Yüksek sıcaklıklar Chikungunya ve Dang gibi bulaşıcı hastalıkların yayılmasını da arttırabilir.
Özellikle "ısı adası etkisi" kentsel alanlarda sıcak hava dalgalarını yoğunlaştırabileceğinden, Avrupa altyapısı da artan sıcaklıklar için uygun değil.
Rocklöv, "Pek çok şehir aslında sıcaklıkla çok iyi başa çıkamıyor," diye ekliyor. "Uyum sağlamak zor."

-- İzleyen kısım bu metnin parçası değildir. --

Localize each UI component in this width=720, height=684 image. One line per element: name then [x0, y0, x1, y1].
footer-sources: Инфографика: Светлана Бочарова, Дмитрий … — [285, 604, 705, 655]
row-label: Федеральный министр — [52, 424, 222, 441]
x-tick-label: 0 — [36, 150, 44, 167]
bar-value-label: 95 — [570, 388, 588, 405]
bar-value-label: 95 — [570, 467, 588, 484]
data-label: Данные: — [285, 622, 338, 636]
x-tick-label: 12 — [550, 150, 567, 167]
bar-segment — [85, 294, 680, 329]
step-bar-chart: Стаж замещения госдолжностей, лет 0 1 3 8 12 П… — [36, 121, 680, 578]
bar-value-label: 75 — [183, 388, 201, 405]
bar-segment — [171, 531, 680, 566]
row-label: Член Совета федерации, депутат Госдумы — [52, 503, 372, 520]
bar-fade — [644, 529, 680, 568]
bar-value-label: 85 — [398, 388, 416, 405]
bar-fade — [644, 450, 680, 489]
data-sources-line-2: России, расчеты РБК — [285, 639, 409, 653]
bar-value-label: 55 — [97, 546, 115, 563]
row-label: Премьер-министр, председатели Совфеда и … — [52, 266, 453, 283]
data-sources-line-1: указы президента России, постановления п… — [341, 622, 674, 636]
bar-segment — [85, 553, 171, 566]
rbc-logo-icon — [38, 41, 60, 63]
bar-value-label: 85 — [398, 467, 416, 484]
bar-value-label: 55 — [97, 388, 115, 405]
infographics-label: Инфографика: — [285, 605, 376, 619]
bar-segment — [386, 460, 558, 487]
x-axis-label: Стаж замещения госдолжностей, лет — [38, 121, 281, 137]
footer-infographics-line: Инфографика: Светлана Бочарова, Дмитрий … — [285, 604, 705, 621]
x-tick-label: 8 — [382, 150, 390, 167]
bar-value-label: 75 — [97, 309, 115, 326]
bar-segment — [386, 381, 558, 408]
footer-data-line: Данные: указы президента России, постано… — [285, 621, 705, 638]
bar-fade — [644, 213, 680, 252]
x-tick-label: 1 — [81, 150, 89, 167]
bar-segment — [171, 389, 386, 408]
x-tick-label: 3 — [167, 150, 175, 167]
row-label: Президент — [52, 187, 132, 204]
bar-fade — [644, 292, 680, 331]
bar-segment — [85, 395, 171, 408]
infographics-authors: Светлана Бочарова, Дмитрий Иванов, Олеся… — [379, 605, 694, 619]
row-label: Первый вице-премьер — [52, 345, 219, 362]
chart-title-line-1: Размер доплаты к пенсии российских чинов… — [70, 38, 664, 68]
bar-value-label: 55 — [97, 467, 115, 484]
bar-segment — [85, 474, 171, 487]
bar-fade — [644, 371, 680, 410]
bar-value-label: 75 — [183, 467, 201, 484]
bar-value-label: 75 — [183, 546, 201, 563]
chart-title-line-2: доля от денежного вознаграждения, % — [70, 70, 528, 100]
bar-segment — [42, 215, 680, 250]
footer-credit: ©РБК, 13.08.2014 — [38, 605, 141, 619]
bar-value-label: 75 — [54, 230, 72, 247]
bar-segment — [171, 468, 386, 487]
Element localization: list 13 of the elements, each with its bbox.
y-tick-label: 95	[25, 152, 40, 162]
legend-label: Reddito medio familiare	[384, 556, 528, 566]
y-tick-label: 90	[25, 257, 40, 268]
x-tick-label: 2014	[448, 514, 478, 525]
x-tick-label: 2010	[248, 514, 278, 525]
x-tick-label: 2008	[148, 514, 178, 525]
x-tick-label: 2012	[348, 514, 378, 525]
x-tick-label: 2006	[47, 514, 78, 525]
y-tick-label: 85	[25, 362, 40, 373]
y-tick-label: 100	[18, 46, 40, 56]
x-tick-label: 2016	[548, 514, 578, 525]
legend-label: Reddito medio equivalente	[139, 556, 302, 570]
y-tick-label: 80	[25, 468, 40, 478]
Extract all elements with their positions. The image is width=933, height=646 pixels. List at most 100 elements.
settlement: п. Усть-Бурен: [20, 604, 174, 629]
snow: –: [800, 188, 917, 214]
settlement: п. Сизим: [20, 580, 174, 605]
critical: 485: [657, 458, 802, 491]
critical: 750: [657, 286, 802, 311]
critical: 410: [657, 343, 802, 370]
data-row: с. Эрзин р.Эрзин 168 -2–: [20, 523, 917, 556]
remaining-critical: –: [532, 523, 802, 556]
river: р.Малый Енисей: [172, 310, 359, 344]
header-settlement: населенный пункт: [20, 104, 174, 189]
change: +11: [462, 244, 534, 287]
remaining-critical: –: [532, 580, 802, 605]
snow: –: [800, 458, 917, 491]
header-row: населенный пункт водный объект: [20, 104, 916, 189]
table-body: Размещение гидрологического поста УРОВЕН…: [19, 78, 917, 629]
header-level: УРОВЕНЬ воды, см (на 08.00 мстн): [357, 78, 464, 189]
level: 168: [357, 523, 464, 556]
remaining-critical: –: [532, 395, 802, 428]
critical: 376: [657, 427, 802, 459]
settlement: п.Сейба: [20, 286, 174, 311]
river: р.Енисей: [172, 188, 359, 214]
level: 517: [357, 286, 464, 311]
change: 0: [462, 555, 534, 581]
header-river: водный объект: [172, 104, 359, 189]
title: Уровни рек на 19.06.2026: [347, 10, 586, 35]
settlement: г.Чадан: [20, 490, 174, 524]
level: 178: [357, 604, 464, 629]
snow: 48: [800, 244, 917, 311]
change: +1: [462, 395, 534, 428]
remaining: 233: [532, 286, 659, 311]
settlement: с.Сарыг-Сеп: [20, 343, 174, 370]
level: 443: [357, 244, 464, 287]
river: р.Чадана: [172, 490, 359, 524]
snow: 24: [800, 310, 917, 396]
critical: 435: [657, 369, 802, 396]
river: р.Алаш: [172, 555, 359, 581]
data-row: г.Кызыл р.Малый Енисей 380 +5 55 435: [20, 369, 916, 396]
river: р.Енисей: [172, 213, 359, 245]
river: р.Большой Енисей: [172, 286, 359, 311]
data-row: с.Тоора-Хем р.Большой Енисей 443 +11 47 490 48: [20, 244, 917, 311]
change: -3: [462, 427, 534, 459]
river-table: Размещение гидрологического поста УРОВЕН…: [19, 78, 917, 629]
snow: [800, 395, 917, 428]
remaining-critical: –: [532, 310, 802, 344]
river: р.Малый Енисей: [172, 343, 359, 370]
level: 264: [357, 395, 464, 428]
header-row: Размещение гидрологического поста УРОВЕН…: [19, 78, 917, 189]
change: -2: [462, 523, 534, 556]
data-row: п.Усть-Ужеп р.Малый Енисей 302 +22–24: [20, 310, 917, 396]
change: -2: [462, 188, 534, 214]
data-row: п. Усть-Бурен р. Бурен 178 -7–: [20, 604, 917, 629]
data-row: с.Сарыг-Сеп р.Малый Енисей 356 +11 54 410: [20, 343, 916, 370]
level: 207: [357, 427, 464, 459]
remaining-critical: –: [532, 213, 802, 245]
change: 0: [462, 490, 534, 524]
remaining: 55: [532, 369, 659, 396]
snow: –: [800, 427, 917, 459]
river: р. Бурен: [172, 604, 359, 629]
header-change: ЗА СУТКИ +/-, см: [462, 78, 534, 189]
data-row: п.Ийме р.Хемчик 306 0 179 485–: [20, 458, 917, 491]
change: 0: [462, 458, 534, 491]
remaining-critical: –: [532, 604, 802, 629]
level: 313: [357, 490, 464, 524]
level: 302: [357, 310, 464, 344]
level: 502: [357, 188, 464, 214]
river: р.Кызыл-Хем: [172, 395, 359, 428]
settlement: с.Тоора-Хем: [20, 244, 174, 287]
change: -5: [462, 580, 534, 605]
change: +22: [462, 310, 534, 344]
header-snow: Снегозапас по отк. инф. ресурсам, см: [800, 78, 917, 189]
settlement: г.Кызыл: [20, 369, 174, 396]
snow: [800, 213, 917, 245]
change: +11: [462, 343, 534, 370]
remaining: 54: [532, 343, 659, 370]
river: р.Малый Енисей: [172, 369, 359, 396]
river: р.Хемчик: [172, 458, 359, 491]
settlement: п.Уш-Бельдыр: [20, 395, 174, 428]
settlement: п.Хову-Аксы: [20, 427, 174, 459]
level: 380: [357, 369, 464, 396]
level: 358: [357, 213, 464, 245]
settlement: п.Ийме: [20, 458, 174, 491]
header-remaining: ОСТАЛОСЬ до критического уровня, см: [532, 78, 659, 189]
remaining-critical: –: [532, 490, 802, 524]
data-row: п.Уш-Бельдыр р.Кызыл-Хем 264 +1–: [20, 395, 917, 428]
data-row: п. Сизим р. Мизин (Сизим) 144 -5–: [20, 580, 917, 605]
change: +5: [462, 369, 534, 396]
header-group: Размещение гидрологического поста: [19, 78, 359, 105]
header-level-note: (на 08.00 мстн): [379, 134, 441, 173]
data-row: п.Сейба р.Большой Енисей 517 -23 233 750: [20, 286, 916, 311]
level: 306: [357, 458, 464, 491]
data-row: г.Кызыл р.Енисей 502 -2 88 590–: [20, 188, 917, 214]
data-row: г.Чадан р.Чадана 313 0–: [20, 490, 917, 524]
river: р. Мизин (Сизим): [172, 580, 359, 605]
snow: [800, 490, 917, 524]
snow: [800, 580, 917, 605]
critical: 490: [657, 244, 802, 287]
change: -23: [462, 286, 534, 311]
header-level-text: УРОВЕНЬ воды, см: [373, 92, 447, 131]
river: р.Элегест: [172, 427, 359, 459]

'Herkes elini taşın altına koysun'
Rapor ayrıca, belirli iklim eylem türlerinin nasıl hayat kurtaracağına ilişkin veriler de sunuyor. Rapora göre, kömür kullanımından vazgeçilmesi ve bunun sonucunda daha temiz bir havanın sağlanmasıyla yaklaşık 160 bin hayat kurtarılabilir. Yenilenebilir enerji de daha sağlıklı bir çevre ve nüfus için etkili bir yol.
Daha fazla iklim eylemini teşvik edecek bireysel eylemlerin önemini vurgulayan Rocklöv, "Sera gazı emisyonlarımızı azaltmamıza, örneğin daha az hava kirliliği ile şehirlerimizi daha sağlıklı hale getirmemize ve daha sağlıklı beslenmemize yardımcı olmayı amaçlayan politikaları desteklemek önemli," dedi.
İsveç'te yakın zamanda yapılan bir çalışma, et tüketiminin azaltılmasının gıda tüketiminin karbon ayak izini yılda yaklaşık 700 bin ton karbondioksit eşdeğeri kadar azaltabileceğini ortaya koydu.
Lancet çalışmasının yazarları, iklim değişikliği konusunda harekete geçmek, iklime daha uyumlu şehirler inşa etmek ve iklim değişikliğine bağlı ölümleri azaltmak için hükümetler üzerinde daha fazla baskıya ihtiyaç olduğunu düşünüyor.
Lancet Countdown Eş Başkanı Profesör Anthony Costello bir basın açıklamasında, "Bazı hükümetler sürdürülemez, sağlıksız ve nihayetinde yaşanamaz bir statükoyu sürdürürken, dünyanın dört bir yanındaki insanlar nihai bedeli ödüyor," dedi.
"Yerel eylemlerden gördüğümüz ivmeyi geliştirmeliyiz: sağlığı koruyucu, eşitlikçi ve adil bir dönüşüm için herkesin elini taşın altına koyması gerekiyor."